Le paradoxe, c'est que le squelette reste intelligent : les objectifs modulés par la difficulté, l'économie de munitions, la tension des alarmes fonctionnent toujours sur le papier, et les spécialistes du speedrun continuent d'en explorer les recoins. Mais là où Ocarina of Time, la même année et sur la même console, avait résolu ses problèmes de caméra et de visée pour les décennies à venir, GoldenEye appartient à l'instant précis où le FPS console n'avait pas encore trouvé ses commandes définitives. Monument, donc, mais monument daté.
| Critère | Verdict en 2026 |
|---|---|
| Lisibilité et contrôles | Le point noir absolu : visée sur un seul stick avec aide automatique, schémas d'époque déroutants ; seule la version Xbox de 2023 propose les deux sticks modernes. |
| Systèmes de jeu | Les missions à objectifs multiples, modulées par la difficulté, restent une grande idée ; l'infiltration et les gadgets ont gardé leur intérêt sur le papier. |
| Technique et représentation | Brouillard de distance, textures étirées et animations raides : la Nintendo 64 dans ce qu'elle a de plus daté visuellement. |
| Rythme et friction | Cadence d'images fragile dès l'époque, qui s'effondrait à quatre joueurs ; les allers-retours d'objectifs ratés renvoient au début de mission. |
| Accès aujourd'hui | Correct depuis 2023 : Nintendo Switch Online (multi en ligne, contrôles d'époque) et Xbox (16:9, cadence stabilisée, deux sticks), la version à préférer. |
Les rééditions : rejouer GoldenEye aujourd'hui
Après un quart de siècle d'imbroglio de droits, le jeu est revenu le 27 janvier 2023 sur deux fronts. Sur Switch, via le catalogue Nintendo 64 du Nintendo Switch Online + pack additionnel : émulation fidèle, multijoueur en ligne inédit, mais contrôles d'époque, vraiment confortables avec la seule manette Nintendo 64 vendue à part. Sur Xbox, via le Game Pass et Rare Replay : 16:9 en haute résolution, cadence stabilisée, succès, et surtout la visée moderne à deux sticks.
Notre conseil est sans ambiguïté : pour comprendre ce que fut GoldenEye, la version Xbox est la seule qui laisse le jeu s'exprimer sans que les commandes fassent écran. La version Switch vaut pour l'écran partagé entre nostalgiques équipés. Et pour mesurer le chemin parcouru, les deux se complètent : le même monument, avec et sans ses échafaudages de 1997.

À retenir
- Note d'époque maximale : il fonde le FPS console, invente les objectifs modulés par la difficulté et fait de l'écran partagé un phénomène social.
- Note actuelle 5 : visée à un stick, cadence fragile et brouillard en font l'un des grands jeux les plus datés manette en main ; c'est l'exemple type du grand écart de notre double note.

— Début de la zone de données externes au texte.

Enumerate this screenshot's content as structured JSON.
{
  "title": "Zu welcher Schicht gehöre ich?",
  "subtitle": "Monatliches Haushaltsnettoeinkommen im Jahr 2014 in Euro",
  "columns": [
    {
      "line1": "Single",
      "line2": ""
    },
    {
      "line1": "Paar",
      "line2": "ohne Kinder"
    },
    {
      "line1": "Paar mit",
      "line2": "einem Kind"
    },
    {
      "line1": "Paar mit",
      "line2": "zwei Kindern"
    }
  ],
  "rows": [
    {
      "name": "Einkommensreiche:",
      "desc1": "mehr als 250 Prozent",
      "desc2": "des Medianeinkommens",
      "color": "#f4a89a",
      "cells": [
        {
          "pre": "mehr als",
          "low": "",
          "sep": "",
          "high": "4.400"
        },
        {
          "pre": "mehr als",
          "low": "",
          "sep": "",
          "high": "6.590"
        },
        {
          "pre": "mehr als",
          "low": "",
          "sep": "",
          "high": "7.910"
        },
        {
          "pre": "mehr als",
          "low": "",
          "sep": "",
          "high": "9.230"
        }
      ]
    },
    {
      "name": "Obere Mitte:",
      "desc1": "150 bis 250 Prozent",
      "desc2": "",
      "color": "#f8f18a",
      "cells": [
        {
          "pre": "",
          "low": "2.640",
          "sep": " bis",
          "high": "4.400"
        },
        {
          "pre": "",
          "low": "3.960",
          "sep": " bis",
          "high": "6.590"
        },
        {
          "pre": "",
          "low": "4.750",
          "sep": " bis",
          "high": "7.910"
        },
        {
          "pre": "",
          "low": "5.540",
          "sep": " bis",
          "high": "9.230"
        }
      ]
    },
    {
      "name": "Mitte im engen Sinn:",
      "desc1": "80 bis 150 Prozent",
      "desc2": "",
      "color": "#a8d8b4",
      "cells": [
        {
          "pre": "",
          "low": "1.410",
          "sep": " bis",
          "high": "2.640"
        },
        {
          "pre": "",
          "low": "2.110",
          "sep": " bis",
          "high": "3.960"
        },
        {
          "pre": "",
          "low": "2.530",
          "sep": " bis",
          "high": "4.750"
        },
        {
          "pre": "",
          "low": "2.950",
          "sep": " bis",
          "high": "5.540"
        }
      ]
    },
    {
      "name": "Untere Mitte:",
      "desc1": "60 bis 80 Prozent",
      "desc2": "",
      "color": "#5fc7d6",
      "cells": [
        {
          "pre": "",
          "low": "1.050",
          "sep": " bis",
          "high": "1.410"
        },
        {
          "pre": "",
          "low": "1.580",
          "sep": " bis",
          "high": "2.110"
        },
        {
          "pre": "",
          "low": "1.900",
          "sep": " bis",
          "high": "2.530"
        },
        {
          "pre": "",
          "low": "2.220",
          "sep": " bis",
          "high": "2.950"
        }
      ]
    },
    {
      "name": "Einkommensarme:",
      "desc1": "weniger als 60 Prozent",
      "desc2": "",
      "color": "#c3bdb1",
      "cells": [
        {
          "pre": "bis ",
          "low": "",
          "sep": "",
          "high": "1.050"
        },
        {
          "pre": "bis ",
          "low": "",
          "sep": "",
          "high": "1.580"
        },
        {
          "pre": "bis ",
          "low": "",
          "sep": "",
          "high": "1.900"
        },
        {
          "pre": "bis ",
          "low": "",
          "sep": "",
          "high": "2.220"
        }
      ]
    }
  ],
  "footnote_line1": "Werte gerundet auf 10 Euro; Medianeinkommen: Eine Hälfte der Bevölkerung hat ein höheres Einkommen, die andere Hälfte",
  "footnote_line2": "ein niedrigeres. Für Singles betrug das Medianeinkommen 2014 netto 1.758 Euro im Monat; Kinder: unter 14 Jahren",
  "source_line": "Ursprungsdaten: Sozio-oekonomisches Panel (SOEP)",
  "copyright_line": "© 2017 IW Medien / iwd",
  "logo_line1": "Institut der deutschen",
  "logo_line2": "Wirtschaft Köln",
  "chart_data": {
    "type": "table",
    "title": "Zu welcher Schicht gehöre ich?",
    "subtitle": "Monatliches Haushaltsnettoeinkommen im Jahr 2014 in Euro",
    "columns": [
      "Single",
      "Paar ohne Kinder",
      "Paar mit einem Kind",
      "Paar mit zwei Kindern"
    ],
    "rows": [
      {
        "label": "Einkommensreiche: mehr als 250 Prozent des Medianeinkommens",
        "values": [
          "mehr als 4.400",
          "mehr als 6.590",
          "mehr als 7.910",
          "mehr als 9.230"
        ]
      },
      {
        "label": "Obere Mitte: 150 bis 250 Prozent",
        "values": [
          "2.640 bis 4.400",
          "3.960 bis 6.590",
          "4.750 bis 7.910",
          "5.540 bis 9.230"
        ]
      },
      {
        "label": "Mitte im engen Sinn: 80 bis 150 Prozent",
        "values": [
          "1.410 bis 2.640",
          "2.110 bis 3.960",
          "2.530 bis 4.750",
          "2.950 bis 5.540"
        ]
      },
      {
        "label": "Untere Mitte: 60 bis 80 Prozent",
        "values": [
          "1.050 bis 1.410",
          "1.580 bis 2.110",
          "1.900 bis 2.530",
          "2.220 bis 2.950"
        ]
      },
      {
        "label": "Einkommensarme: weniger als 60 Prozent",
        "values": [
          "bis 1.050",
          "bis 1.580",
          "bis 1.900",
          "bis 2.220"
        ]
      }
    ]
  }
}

- Pour y rejouer : version Xbox de 2023 (16:9, deux sticks) de préférence ; version Switch pour le multijoueur en ligne et la fidélité d'époque.
Questions fréquentes
GoldenEye 007 a-t-il bien vieilli ?
Non, et nous l'assumons : visée sur un seul stick, cadence d'images fragile et brouillard en font l'un des grands jeux les plus datés manette en main. Son importance historique, elle, reste intacte : c'est tout l'objet de notre double note.
Pourquoi GoldenEye 007 est-il si important ?
Il a prouvé en 1997 qu'un jeu de tir en vue subjective pouvait exceller sur console, inventé les missions à objectifs modulés par la difficulté et popularisé le multijoueur à quatre en écran partagé. Halo et tous les FPS console en descendent.
Comment jouer à GoldenEye 007 aujourd'hui ?
Depuis janvier 2023 : sur Xbox (Game Pass ou Rare Replay), en 16:9 avec visée moderne à deux sticks, la version que nous conseillons ; ou sur Switch via le Nintendo Switch Online + pack additionnel, avec multijoueur en ligne mais contrôles d'époque.